Ten Years is Ten Years: "Repair Work" Held Not to Extend the Duration for Contractor's Liability for Personal Injury Claims
Ken and his son Charlie
Kenneth A. Cripe ©2013
“Repair Work” done years after the original construction sometimes can complicate the calculation of deadline for suit.
Contractors should know that whether performance of work is considered an “improvement” or “repair work” could make a difference in liability for injury claims.
Illinois has a four year statute of limitation to sue after the person bringing an action “knew or should reasonably have known of such act or omission.” To provide an outside limit on that “discovery,” Illinois has a statute of repose:
“No action based upon tort, contract or otherwise may be brought against any person for an act or omission of such person in the design, planning, supervision, observation or management of construction, or construction of an improvement to real property after 10 years have elapsed from the time of such act or omission.” 735 ILCS 5/13-214(b).
Under the facts, the “repair” was not an “improvement to real property”
Contractors often perform repair and maintenance work after the comple- tion of a project. Is performance of “repair work” after project completion considered “an improvement to real property” that extends a contractor’s 10 year repose period for the original construction work? That question was recently addressed by the Fifth District Appellate Court in Schott v. Halloran Construction Company, Inc.,982 N.E.2d 965 (5th Dist. 2013). In Schott, the Appellate Court held that reconstruction work to a retaining wall that partially collapsed after heavy rain did not extend the 10 year statute of repose for the defects in the original construction, because it was repair of an existing structure, not “an improvement to real property.”
Lawrence and Rochella Schott filed suit on June 16, 2010 against a contractor and contractor’s principal for personal injury damages that Lawrence suffered after falling off a retaining wall while patrolling the area during his duties as a police officer. The Schotts alleged that the contractor negligently failed to build a guardrail at the top of the wall to prevent people from falling off, when the contractor built and then later reconstructed the retaining wall.
Original construction of the wall was completed in 1990, more than 10 years prior to Lawrence’s fall from the wall on April 6, 2001. Contractor acknowledged that a portion of the wall was rebuilt in 1994 after collapsing due to heavy rain.
At trial the contractor’s principal testified he purchased the property in March 1990, and contractor for the construction was both the developer and general contractor of an office park on the property. Contractor’s subcontractor constructed three retaining walls on the property in 1990.
Contractor’s principal also was the president of the board of directors for a not-for-profit corporation to whom contractor’s principal sold the property. On November 15, 1994, subsequent to sale of the property, a part of the south retaining wall fell over during a heavy rain.

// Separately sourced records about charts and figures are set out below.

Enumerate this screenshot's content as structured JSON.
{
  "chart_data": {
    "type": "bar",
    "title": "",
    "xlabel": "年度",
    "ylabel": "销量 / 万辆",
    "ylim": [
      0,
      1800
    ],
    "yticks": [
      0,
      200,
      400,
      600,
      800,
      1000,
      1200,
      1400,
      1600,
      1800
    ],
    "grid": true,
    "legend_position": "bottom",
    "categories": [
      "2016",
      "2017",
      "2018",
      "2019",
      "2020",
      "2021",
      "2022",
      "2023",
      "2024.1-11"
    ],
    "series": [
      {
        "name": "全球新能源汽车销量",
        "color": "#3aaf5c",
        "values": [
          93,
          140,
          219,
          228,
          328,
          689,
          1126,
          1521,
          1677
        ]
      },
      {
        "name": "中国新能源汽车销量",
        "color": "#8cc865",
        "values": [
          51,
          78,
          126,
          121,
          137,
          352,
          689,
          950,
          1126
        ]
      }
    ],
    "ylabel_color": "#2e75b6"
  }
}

Contractor then sued Subcontractor to recoup the new owner’s damages for rebuilding and repairing the wall. Contractor’s principal denied that contractor rebuilt the wall after it collapsed, but never identified who performed the work.
Lawrence stepped or fell off a portion of the wall that did not collapse and was not repaired.
Contractor raised the statute of repose as an affirmative defense to all of Schotts’ claims for injuries and filed motions for summary judgment, arguing that Schotts’ injury occurred more than 10 years after the construction of the wall was completed and, therefore, not timely. The trial court denied all of contractor’s motions.
After trial, a jury returned a verdict in favor of Schotts and against the contractor, but also found that Lawrence was 50% contributorily negligent. After a second jury trial on the proper amount of damages, the trial court entered a judgment on the jury’s verdict. The Contractor appealed.
The appellate court reversed the trial court judgment, holding that the Schotts’ claims were barred by the statute of repose because: (1) the work done to rebuild the retaining wall after it collapsed in 1994 did not constitute the “construction of an improvement to real property”; and (2) the portion of the wall that Lawrence stepped or fell from was not rebuilt in 1994.
The court reasoned that the 1994 retaining wall work was not an “improvement to real property” because the work simply returned the wall to its original condition. The value and use of the property was not enhanced.
In other words, unless there was performance of construction work on a completed project that exceeded the original project scope, increasing the value or use of the property, the 10-year statute of repose for construction damage liability does not restart.
DISTINCTION: The case dealt with the Illinois statute of repose. That involves the right to sue, not the different duty to correct. Contracts often say that a contractor’s duty to correct will restart the clock on that particular duty. Normally, though, that duty applies for much shorter period than the statute of repose (depending on how often that clock is restarted).